When does a vacation not feel like a vacation?
Last week, my parents gave me the most amazing gift. They took my kids for three days and three nights. It’s the most time I’ve spent without kids since becoming a mom. Unlike our summer trip to the beach, this time at home alone was a real vacation.
Given how sleep-deprived parenting is, what surprised me most about what I did while they were away was that I didn’t get any extra sleep. What I did was better (and don’t get me wrong, I love to sleep). I used every waking moment exactly as I wanted and I enjoyed every last drop of time to myself.
Because, even more than sleep, what’s really exhausting about parenting little kids is never being alone.
And the less time I have to myself during the day, the later I stay up at night. It’s like I need to steal from those night hours a little of what I miss during the day. It's like all the parts of me I needed to get through those busy days, the parts I gave to everyone else or that were scattered to the wind along the way, I need to wait until they float back into my body and I can take at least one breath as a whole person. I need to feel like a real person again before I can agree to shut my brain off and sleep. I need to be who I am without anyone else around.
If I crash off to sleep before coming back to myself, I’m dizzy the whole next day.
Because each day I drift apart again... Arms and hips to my son, who needs to be held all the time… Ears and eyes to my daughter, who needs to be seen and heard all the time… My feet and legs and every bit of my heart so I walk toward my husband instead of away when he walks through the door, so we remember at least to say hello… And my hair, my face, my armpits, not sure where they disappear to but clearly there are days when they do not belong to me.
And that’s just a regular, plain old day.
It’s hard to pin down exactly why the days are so hard. In any given minute, the what-needs-to-be-done is mostly mundane, mostly not overwhelming, mostly easy-to-do stuff. And then time ticks on, minute piling upon minute, each minute assigned to something, to someone else.
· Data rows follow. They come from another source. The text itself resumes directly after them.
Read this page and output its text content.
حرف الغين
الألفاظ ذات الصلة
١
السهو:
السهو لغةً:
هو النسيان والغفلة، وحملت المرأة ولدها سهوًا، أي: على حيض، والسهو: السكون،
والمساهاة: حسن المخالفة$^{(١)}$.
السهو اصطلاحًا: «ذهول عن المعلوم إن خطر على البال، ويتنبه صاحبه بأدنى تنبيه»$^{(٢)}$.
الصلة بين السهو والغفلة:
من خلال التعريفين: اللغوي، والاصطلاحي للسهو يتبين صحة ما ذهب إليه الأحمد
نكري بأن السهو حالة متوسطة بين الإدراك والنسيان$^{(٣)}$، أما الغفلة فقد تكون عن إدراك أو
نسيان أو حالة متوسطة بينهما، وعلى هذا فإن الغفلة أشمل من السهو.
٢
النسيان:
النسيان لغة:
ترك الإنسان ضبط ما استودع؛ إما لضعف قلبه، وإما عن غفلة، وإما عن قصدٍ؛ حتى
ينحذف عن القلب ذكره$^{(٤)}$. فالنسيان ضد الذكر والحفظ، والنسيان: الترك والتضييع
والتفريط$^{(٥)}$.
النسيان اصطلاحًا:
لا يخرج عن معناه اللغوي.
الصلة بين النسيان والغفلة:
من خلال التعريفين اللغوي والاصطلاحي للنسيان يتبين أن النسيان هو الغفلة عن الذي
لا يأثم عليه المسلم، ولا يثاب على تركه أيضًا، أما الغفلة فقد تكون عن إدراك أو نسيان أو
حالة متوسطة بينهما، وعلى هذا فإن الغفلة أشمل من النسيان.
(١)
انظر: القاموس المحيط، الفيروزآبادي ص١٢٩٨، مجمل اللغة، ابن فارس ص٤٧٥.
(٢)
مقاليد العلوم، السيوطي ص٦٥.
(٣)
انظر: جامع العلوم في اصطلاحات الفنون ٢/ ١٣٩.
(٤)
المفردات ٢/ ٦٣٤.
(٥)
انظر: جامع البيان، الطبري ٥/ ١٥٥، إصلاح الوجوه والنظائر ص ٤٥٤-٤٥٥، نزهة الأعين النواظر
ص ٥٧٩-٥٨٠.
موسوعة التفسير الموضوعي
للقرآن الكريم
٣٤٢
If I take a breath, it’s only to remember which of the things I’m not doing need to be done already.
In parenting, 90% or more of the time is easy enough, relaxed enough, manageable enough. And then there’s the other 5 or 10% that’s so unbelievably hard that it leaves traces of its hardness on the rest of the day. When I can let go of that small amount of hard stuff when it’s over, the rest of the time is so much easier. I can’t always do that.
It’s actually something I learned in labor. If you can let go of the pain of the contraction when it dissipates, you’re in a much better place when the next one comes along. If you can’t, that next contraction will be much harder. If you can’t allow it to ebb and flow like a wave, it will pull you under.
Days with kids are like that too. Little kids are kind of like crazy people with ups and downs that can give you whiplash. I find that I hang on too their bad moods—crying or yelling or whining—a lot longer than they do. If I could learn to let go as fast as they do, there would be a lot more happy in my days. For me, it’s hard to let go without a little time to myself. It’s hard to get back to neutral.
The hardest thing about having little kids is that it's constant, no breaks, no breaths, no brain space. Every day—no way out but through.
The feelings of obligation--to be there all the time, to be there completely, to be perfect—are intense. Sometimes I feel like I’m constantly bracing for the next disaster. When there is calm, it always has the air of the calm before a storm.
At the end of those days, when everyone is finally asleep, I need a little time to not-sleep. I need to be alone, lights low, doing something stupid and slow. It may look like reading or watching tv or social-networking, but really it’s breathing my own breaths and letting go of everything.
I may be a little more exhausted the next day with the sleep I lose during those late nights, but what I gain is more valuable: a little piece of sanity to hold onto through another long day spent not-alone.